Introduction and Rondo Cappriccioso: Concentrated joy in musical form, just like Mendelssohn's piece of the same name. A delight in any arrangement. Bizet set it for piano and violin. My favorite is Debussy's version for two pianos, in which every wonderful note comes through with fresh clarity. (Speaking of Bizet, his "Children's Games" for piano duet are some of my all-time favorite 19th century French music. Speaking of French music, Franck was Belgian. Speaking of speaking of stuff from up above, searching for a book isn't much good if I can't remember the name, and all I remember about the two-piano collections is that they were probably edited by Albert Weir, and that doesn't get me anywhere.)

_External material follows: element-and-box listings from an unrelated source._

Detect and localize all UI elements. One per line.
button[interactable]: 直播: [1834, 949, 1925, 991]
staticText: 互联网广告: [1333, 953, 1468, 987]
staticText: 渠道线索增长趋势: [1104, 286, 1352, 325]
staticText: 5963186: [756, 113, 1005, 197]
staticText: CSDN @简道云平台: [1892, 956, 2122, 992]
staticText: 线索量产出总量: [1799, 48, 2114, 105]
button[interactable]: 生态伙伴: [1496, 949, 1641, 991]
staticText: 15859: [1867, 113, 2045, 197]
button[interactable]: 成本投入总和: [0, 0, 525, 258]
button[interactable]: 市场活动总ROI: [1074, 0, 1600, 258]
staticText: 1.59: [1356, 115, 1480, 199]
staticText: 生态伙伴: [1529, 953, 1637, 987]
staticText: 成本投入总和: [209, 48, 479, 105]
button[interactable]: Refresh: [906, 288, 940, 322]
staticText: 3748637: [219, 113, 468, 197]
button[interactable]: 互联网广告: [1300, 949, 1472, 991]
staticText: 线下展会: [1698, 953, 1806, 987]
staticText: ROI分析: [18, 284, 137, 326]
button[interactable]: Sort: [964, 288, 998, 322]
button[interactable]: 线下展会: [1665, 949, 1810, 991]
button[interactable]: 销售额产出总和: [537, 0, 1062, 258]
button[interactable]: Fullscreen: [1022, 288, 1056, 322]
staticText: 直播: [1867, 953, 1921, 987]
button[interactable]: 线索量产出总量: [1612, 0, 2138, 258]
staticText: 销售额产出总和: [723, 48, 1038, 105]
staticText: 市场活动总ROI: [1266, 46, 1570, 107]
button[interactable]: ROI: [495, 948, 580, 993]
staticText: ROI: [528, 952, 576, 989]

Piano Concerto #2: My favorite concerto of his, and probably a lot of other people's as well. It's the one they keep playing on the radio. The opening reminds me of Beethoven's Choral Fantasia for piano, orchestra and chorus, in that order -- starts off solo piano, orchestra joins, then the singers come in. Well, the concerto starts off with a similar sort of cadenza. Not identical, just similar. The Saltarella is lots of fun, too. I keep putting the other concertos on, but so far none of them have grabbed me like this one.
Some Saint-Saens miscellany: Six piano pieces for left hand. The Dance of the Priestesses of Agon, from Samson & Delilah, which the composer recorded on a piano roll. To play it myself, I went and copied the relevant section out of the piano/vocal score and rigged an ending onto it instead of going right into Delilah's Song of Spring. I like his Mazurka for piano, which has some high-sounding opus number. Dad openly dislikes it, calling it one of SS's few potboilers, but I persist in liking it. It goes DEE dee, de DEE dee; DEE dee, de DEE d'dee d'dee de...
Did I mention that I'm tired? That I keep hitting two caps in a row and leaving the first letters off of words? G'night.